Otras veces, pocas, tenia suerte y el huevo no se rompía: entonces Ibn Jaldun hacía un agujerito en la cáscara, metía una pajita y se bebía el huevo cual piña colada del desierto.
Sin hielo…
Cabe decir que la gallina voladora transeúnte que se enrollaba ( figuradamente) con Ibn Jaldun era siempre la misma, pues por norma esta desconocida especie de ave tenía mucha mala leche. Seguramente fue por eso por lo que se acabo extinguiendo, por borde.
Un buen día, paseando al atardecer, cuando el desierto se vuelve rojizo, rojizo, como cuando escancias una botella de vino rosado en una copa de cristal evanescente, Ibn Jaldun se sentía estupendamente: contemplando aquellas maravillosas puestas de sol, para él eran los mejores momentos del día, bueno, éstos y cuando se fumaba el trusqui de antes de dormirse.

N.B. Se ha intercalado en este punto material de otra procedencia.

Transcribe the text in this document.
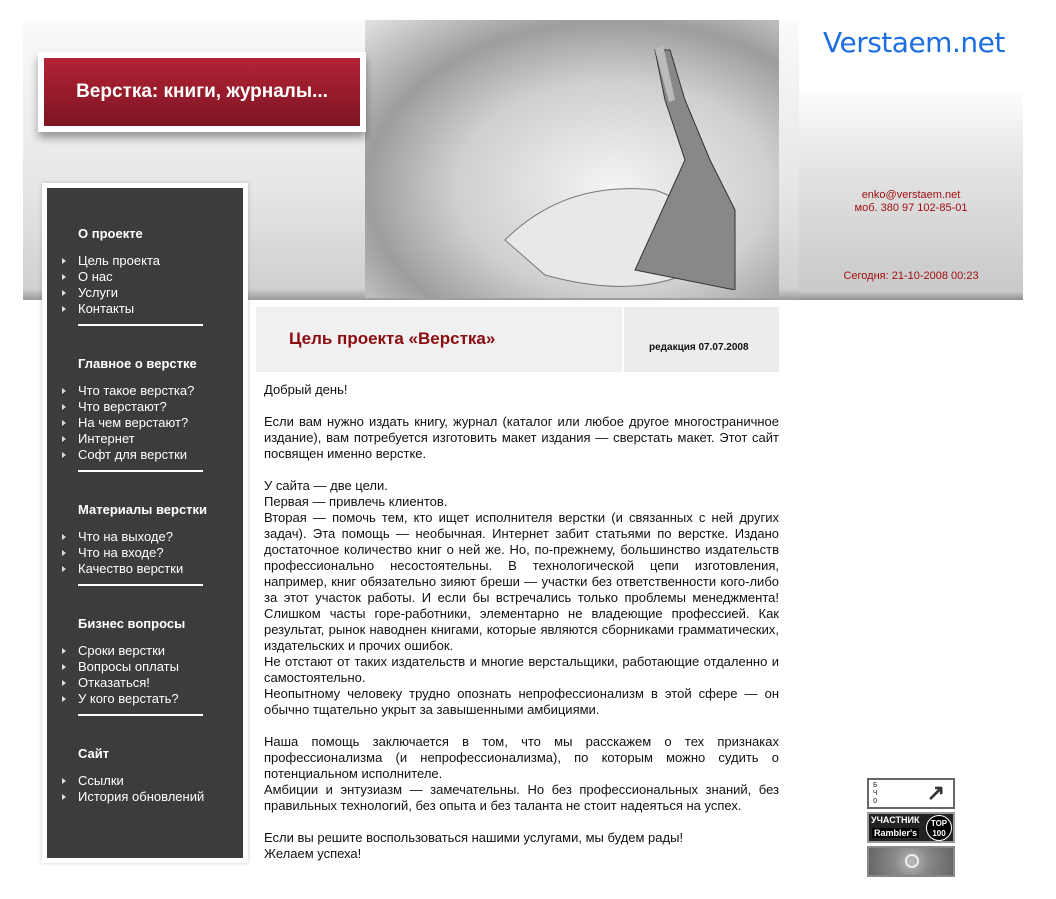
Verstaem.net
enko@verstaem.net
моб. 380 97 102-85-01
Сегодня: 21-10-2008 00:23
Верстка: книги, журналы...
О проекте
Цель проекта
О нас
Услуги
Контакты
Главное о верстке
Что такое верстка?
Что верстают?
На чем верстают?
Интернет
Софт для верстки
Материалы верстки
Что на выходе?
Что на входе?
Качество верстки
Бизнес вопросы
Сроки верстки
Вопросы оплаты
Отказаться!
У кого верстать?
Сайт
Ссылки
История обновлений
Цель проекта «Верстка»	редакция 07.07.2008

Добрый день!

Если вам нужно издать книгу, журнал (каталог или любое другое многостраничное издание), вам потребуется изготовить макет издания — сверстать макет. Этот сайт посвящен именно верстке.

У сайта — две цели.

Первая — привлечь клиентов.

Вторая — помочь тем, кто ищет исполнителя верстки (и связанных с ней других задач). Эта помощь — необычная. Интернет забит статьями по верстке. Издано достаточное количество книг о ней же. Но, по-прежнему, большинство издательств профессионально несостоятельны. В технологической цепи изготовления, например, книг обязательно зияют бреши — участки без ответственности кого-либо за этот участок работы. И если бы встречались только проблемы менеджмента! Слишком часты горе-работники, элементарно не владеющие профессией. Как результат, рынок наводнен книгами, которые являются сборниками грамматических, издательских и прочих ошибок.

Не отстают от таких издательств и многие верстальщики, работающие отдаленно и самостоятельно.

Неопытному человеку трудно опознать непрофессионализм в этой сфере — он обычно тщательно укрыт за завышенными амбициями.

Наша помощь заключается в том, что мы расскажем о тех признаках профессионализма (и непрофессионализма), по которым можно судить о потенциальном исполнителе.

Амбиции и энтузиазм — замечательны. Но без профессиональных знаний, без правильных технологий, без опыта и без таланта не стоит надеяться на успех.

Если вы решите воспользоваться нашими услугами, мы будем рады!

Желаем успеха!

БЧО ↗
УЧАСТНИК
Rambler's
TOP 100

Que no lo liaba él, por cierto. En sus largas noches en el desierto, con tanto tiempo disponible, se dedicó a enseñar a una de sus cabras, la mas espabilada de las que poseía, a como liar un cañardo. con el tiempo, Jacinta, que así se llamaba la cabra en cuestión, bueno, así la llamaba Ibn Jaldun, se convirtió en una experta en el arte de liar.

Llegó a atreverse con un tres papeles y todo.
Para una cabra no está del todo mal…
El problema vino después, cuando a Jacinta le dio por fumar también, y le gustó tanto que se propasó con el tema, y ya se sabe lo que pasa cuando uno se propasa.
Ahí si que Ibn Jaldun tuvo un problema serio.